É um instantinho, vais ver... “ – Disse o outro.
Como planeado, a visita foi rápida e Bertinho, já com o cromo do Néne no bolso, regressa a casa pelo carreiro da levandeira, para encurtar distâncias.
A seguir ao almoço teve uma surpresa. Apesar de não ser Domingo, a RTP 1, começou a emitir o programa do Vasco Granja e os quatro irmãos (três rapazes e uma menina) tiveram uma sessão surpresa de Pantera Cor-de-rosa que se prolongou por mais de uma hora.
O resto da tarde, Bertinho, passa-a a ajudar a família; ora nos trabalhos da quinta – essencialmente a colher alimentos para os animais, porque estes, mesmo em dias de festa, têm que comer, como lhe ensinou seu Pai; ora em lides mais caseiras.
De premeio, ainda há tempo para umas sessões de jogo das escondidas, em versão de cowboys, em que participa grande parte da miudagem do lugar. Quer dizer, os rapazes, bem se vê pela natureza do jogo! A organização é simples e fica quase sempre a cargo dos mais velhos. Reúne-se a garotada disponível e formam-se duas equipas, neste caso, de oito elementos cada. Uma esconde-se, outra caça... As vitórias vão-se repartindo pelas duas equipas. Mas jogo acaba inesperadamente: o João Roque, “o terrível” do lugar, numa manobra arriscada, partiu a pistola de plástico que tinha recebido no sapatinho... Que drama!...
Ao anoitecer a mãe, a avó Rosalina e a senhora Felicidade – uma empregada que faz parte da família e é uma outra avó para o Bertinho e seus irmãos – reúnem-se na cozinha para preparem o jantar de ano de novo. Escolhem a hortaliça, descascam batatas, tiram o bacalhau do demolho... Uma azáfama de panelas e tachos!
Ao Bertinho, ao Zé, á Rita e ao Nuno é entregue a tarefa de pôr a mesa. Louça, talheres, copos, guardanapos de pano… tudo conferido!

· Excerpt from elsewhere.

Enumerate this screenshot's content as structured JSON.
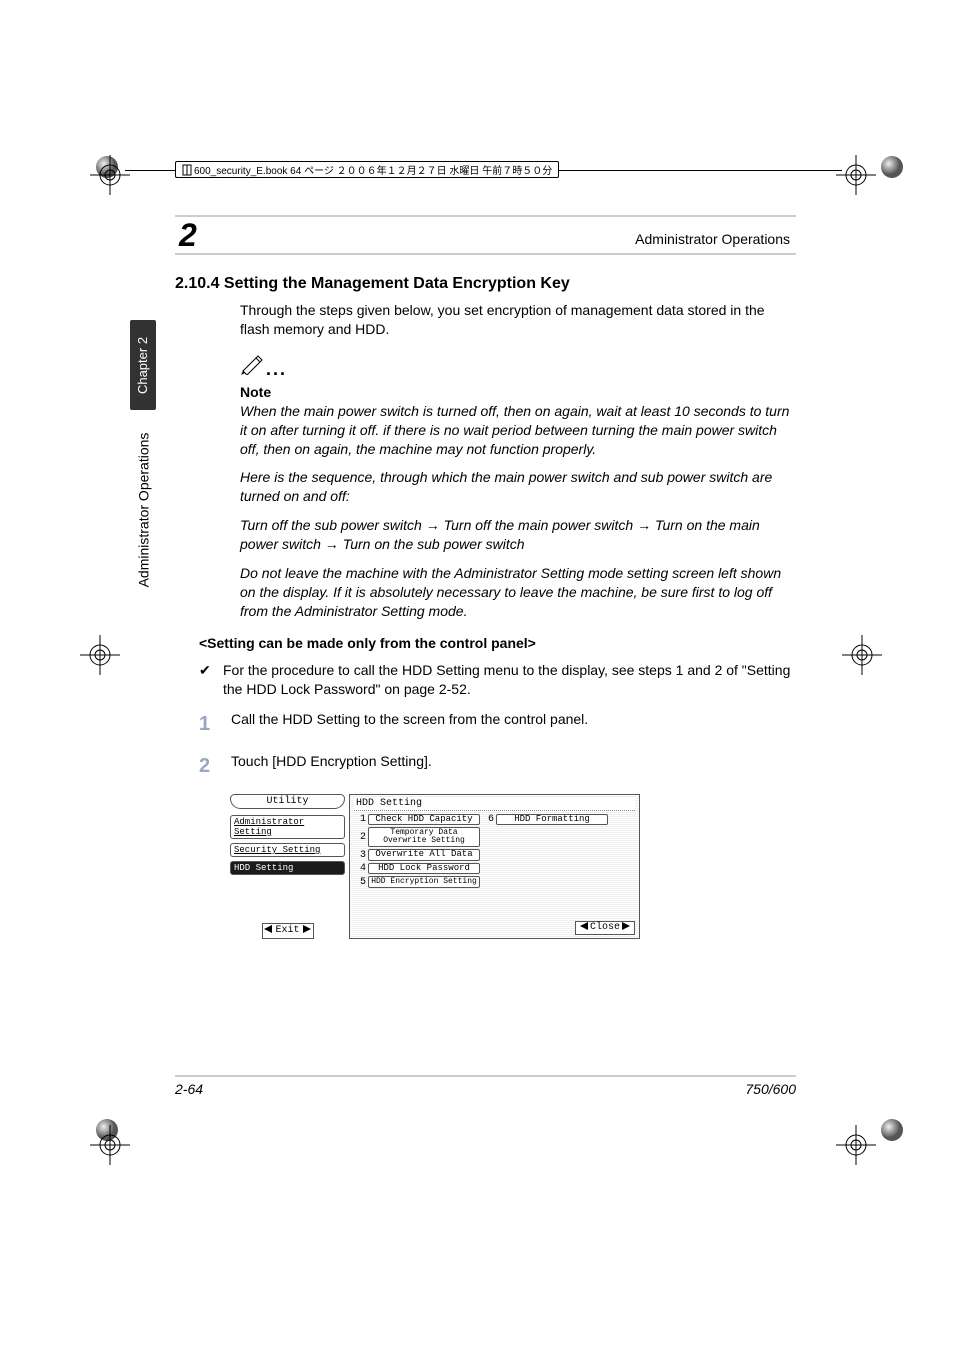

Há! Falta o alho cru que os adultos fazem questão de misturar com as batatas, a hortaliça e o bacalhau.” – Assunto resolvido a avó já o descascou e partiu aos pedaços.

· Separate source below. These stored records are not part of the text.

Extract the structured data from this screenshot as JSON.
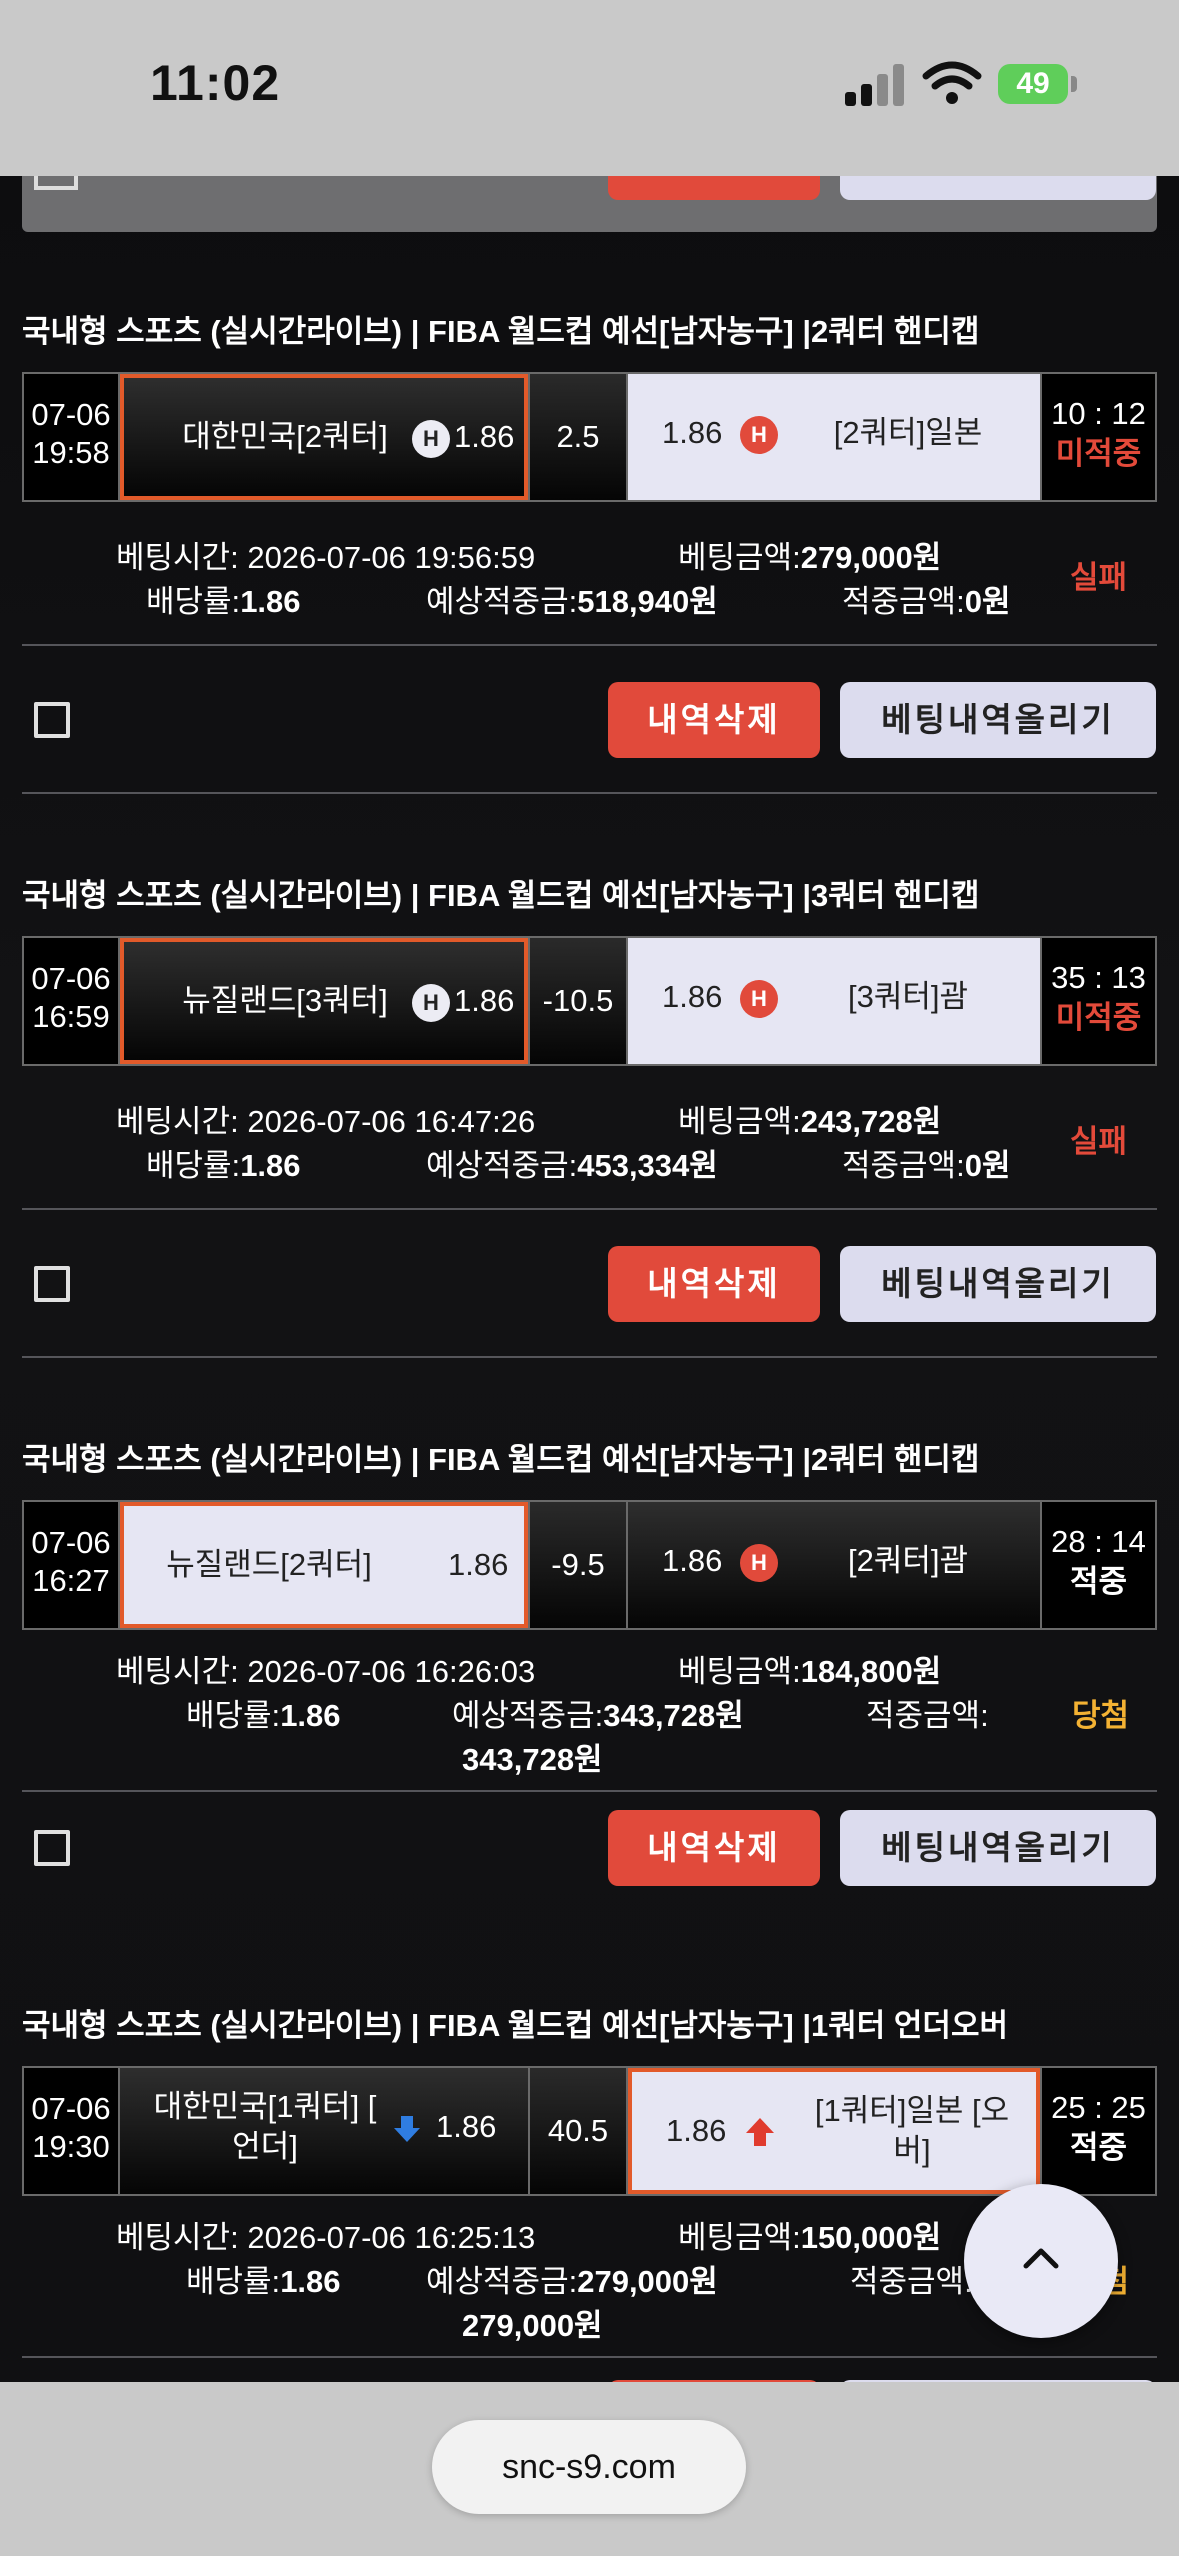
{
  "status_bar": {
    "time": "11:02",
    "battery": "49"
  },
  "browser": {
    "url": "snc-s9.com"
  },
  "actions": {
    "delete_label": "내역삭제",
    "upload_label": "베팅내역올리기"
  },
  "bets": [
    {
      "title": "국내형 스포츠 (실시간라이브) | FIBA 월드컵 예선[남자농구] |2쿼터 핸디캡",
      "date": "07-06",
      "time": "19:58",
      "home_team": "대한민국[2쿼터]",
      "home_odd": "1.86",
      "line": "2.5",
      "away_odd": "1.86",
      "away_team": "[2쿼터]일본",
      "score": "10 : 12",
      "status": "미적중",
      "bet_time_label": "베팅시간:",
      "bet_time": "2026-07-06 19:56:59",
      "bet_amount_label": "베팅금액:",
      "bet_amount": "279,000원",
      "odds_label": "배당률:",
      "odds": "1.86",
      "expected_label": "예상적중금:",
      "expected": "518,940원",
      "win_label": "적중금액:",
      "win_amount": "0원",
      "result": "실패"
    },
    {
      "title": "국내형 스포츠 (실시간라이브) | FIBA 월드컵 예선[남자농구] |3쿼터 핸디캡",
      "date": "07-06",
      "time": "16:59",
      "home_team": "뉴질랜드[3쿼터]",
      "home_odd": "1.86",
      "line": "-10.5",
      "away_odd": "1.86",
      "away_team": "[3쿼터]괌",
      "score": "35 : 13",
      "status": "미적중",
      "bet_time_label": "베팅시간:",
      "bet_time": "2026-07-06 16:47:26",
      "bet_amount_label": "베팅금액:",
      "bet_amount": "243,728원",
      "odds_label": "배당률:",
      "odds": "1.86",
      "expected_label": "예상적중금:",
      "expected": "453,334원",
      "win_label": "적중금액:",
      "win_amount": "0원",
      "result": "실패"
    },
    {
      "title": "국내형 스포츠 (실시간라이브) | FIBA 월드컵 예선[남자농구] |2쿼터 핸디캡",
      "date": "07-06",
      "time": "16:27",
      "home_team": "뉴질랜드[2쿼터]",
      "home_odd": "1.86",
      "line": "-9.5",
      "away_odd": "1.86",
      "away_team": "[2쿼터]괌",
      "score": "28 : 14",
      "status": "적중",
      "bet_time_label": "베팅시간:",
      "bet_time": "2026-07-06 16:26:03",
      "bet_amount_label": "베팅금액:",
      "bet_amount": "184,800원",
      "odds_label": "배당률:",
      "odds": "1.86",
      "expected_label": "예상적중금:",
      "expected": "343,728원",
      "win_label": "적중금액:",
      "win_amount": "343,728원",
      "result": "당첨"
    },
    {
      "title": "국내형 스포츠 (실시간라이브) | FIBA 월드컵 예선[남자농구] |1쿼터 언더오버",
      "date": "07-06",
      "time": "19:30",
      "home_team_line1": "대한민국[1쿼터] [",
      "home_team_line2": "언더]",
      "home_odd": "1.86",
      "line": "40.5",
      "away_odd": "1.86",
      "away_team_line1": "[1쿼터]일본 [오",
      "away_team_line2": "버]",
      "score": "25 : 25",
      "status": "적중",
      "bet_time_label": "베팅시간:",
      "bet_time": "2026-07-06 16:25:13",
      "bet_amount_label": "베팅금액:",
      "bet_amount": "150,000원",
      "odds_label": "배당률:",
      "odds": "1.86",
      "expected_label": "예상적중금:",
      "expected": "279,000원",
      "win_label": "적중금액:",
      "win_amount": "279,000원",
      "result": "당첨"
    }
  ],
  "icons": {
    "handicap_badge_letter": "H",
    "scroll_top": "chevron-up-icon"
  },
  "colors": {
    "accent_red": "#e14a3b",
    "selected_border": "#e25a2a",
    "win_gold": "#f4b233",
    "light_cell": "#e6e6f3"
  }
}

“E o galheteiro?” Também já está…
Agora parece estar tudo pronto, o movimento em torno das panelas está reduzido ao mínimo, a lareira arde intensamente e a cozinha está quentinha. O Bertinho e a sua irmã - a Rita - vão chamar o avô Afonso, para que se venha sentar na cabeceira da mesa.
Lá fora a noite está fria e quando se abre a porta da rua sente-se o vento gélido. Na cozinha, a mesa, com três metros de comprimento, está posta. Ao centro, o bolo-rei, ladeado por um arranjo de natal, feito pela Rita, que apesar de novita, já revela dotes de decoradora. O reboliço das cozinheiras acalmou, já todas trocaram de roupa. E eis que se sente uma corrente de ar inesperada. A porta entreabriu-se. É o pai que chega do emprego! Finalmente! Numa mão trás uma regueifa de pão-de-ló e na outra uma caixa muito bonita com duas garrafas, uma de vinho do porto e outra de espumante.

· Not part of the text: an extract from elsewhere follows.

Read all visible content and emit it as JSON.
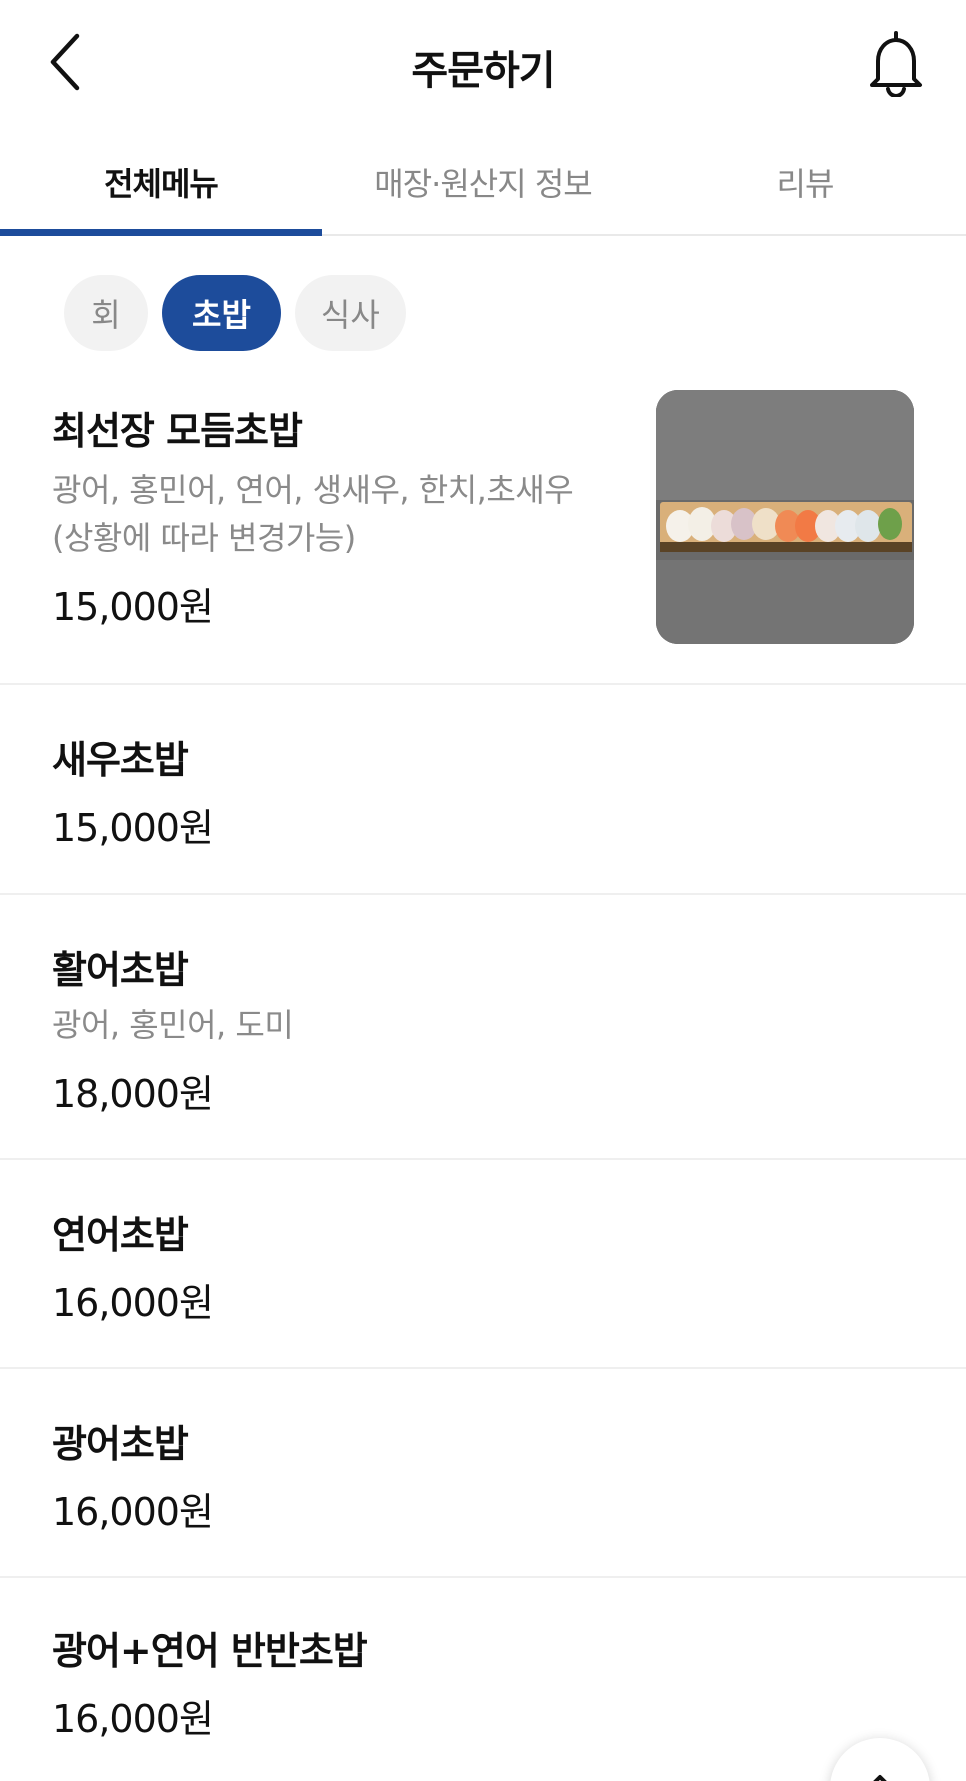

O Jantar vai começar. A Rita, em última hora, propõe que se coloque um castiçal na mesa. Mas todos concordam que o adereço é dispensável. O Nunito acaba de calçar as pantufas ao avô que aquecia os pés à lareira. A mãe roda-lhe a cadeira no sentido da cabeceira da mesa.
Agora sim, está tudo pronto, o jantar de ano novo vai começar. Ao cimo, por de trás da cabeceira da mesa, a leira continua a arder com veemência. Á cabeceira senta-se o avô Afonso. À sua direita a avó Rosalina, à direita desta a mãe do Bertinho. Do outro lado, em frente à mãe, senta-se o pai, ladeado pela Rita à sua direita, que fica sentada entre si e o avô e à esquerda pelo Nuno, o filho mais novo. Á esquerda do Nuno senta-se a senhora Felicidade. De frente para ela, do outro lado da mesa, senta-se o Bertinho e á sua esquerda, entre si e a sua mãe senta-se o seu outro irmão – o Zé.
O jantar começa com a avó a desejar um bom ano para todos e a pedir a Deus para que no próximo ano, neste mesmo dia, a família possa estar de novo reunida a festejar a chegada de um novo ano.
Se assim não acontecer e eu já tiver partido, peço-vos que rezeis um Padre-nosso pela minha alma”- concluiu a avó Rosalina.
O Bertinho repara que neste momento as lágrimas invadem os olhos de todos quantos se sentam à mesa. Mas a certeza de que para o ano ali se encontrarão todos a festejar a aurora de um novo ano, ajuda-os a enxugar as lágrimas.
............, 31 de Dezembro de 1982.

(O Ano Novo está próximo mas ainda não chegou... A história do "Ano Novo do Bertinho" continua para o ano! Bom ano para todos!)